Our study is subject to the usual limitations inherent with retrospective design and data collection. First, the lack of DST for second-line drugs impeded us to further understanding of extensively drug-resistant which has already been documented in China,[9,13,32,33] and the emergence of extremely drug-resistant and totally drug-resistant strains from other parts of the world puts TB into a functionally untreatable situation.[34-37] To comprehensively assess these drug-resistant patterns beyond MDR, DST for second-line drugs and further corresponding studies are urgently needed. Second, TB treatment history was available only for TB patients from SPCH, thus the generalizability of this subset of data might be limited. Third, the information about education, socioeconomic status, and living conditions were not well described and recorded in the medical records, so we failed to show the relationships between these factors and the epidemic of drug-resistant TB, impeding us to further design of related strategies. Finally, since our sample population are culture-confirmed HIV-seronegative TB cases, there is an absence of correlation with the TB cases among HIV positive patients in the same population, so we failed to show if undiagnosed HIV infection can be a factor to perpetuate emergence and transmission of MDR-TB.

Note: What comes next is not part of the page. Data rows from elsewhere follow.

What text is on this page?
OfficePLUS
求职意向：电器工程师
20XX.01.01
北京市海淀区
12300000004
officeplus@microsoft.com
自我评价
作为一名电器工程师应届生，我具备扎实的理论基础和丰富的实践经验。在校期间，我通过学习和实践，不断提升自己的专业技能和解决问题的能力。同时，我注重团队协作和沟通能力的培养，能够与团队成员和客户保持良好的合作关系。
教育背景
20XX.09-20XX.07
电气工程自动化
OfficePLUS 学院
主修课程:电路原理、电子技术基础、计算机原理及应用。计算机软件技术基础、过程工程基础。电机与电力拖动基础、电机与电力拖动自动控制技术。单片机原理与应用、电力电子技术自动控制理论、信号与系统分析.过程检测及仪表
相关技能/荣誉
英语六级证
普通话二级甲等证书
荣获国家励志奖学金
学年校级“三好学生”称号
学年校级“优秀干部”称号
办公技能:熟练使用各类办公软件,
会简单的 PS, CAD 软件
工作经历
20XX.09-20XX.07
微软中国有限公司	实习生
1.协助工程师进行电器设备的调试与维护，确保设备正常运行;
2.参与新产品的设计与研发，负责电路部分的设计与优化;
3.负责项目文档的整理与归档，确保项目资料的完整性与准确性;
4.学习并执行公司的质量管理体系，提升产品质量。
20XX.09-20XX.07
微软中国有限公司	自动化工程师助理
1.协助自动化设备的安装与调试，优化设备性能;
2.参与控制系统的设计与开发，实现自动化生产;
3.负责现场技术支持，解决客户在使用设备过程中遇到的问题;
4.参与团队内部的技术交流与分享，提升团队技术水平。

Despite these limitations, we have been able to study the trends of different drug resistance patterns overtime and give a better understanding of the epidemic characteristics of TB cases in mainland China. Our study identified 3 major concerns regarding TB in China. First, the MDR TB rate remains high during our study period. Second, primary transmission of MDR strains of M. tuberculosis is ongoing. Third, RMR strains are arising and increasing among non-HIV infected TB patients in China.

In conclusion, we demonstrated a relatively stable high level of MDR-TB in China. As one of the high MDR-TB burden countries in the world, we are facing huge challenges to meet the target of World Health Organization's new end TB strategy which aims for the elimination of TB as a public health threat by 2035.[38] Our findings implicated that primary transmission of MDR strains of TB is ongoing, namely airborne infection control practices in China must be reinforced instantly. Besides, a commitment to DOT throughout therapy for patients with RMR, cavity or bilateral disease and for patients in particular age groups must be in place. DST for both first- and second-line anti-TB drugs is urgently needed for more individualized anti-TB regimens and for the development of a robust drug resistance surveillance system in our country.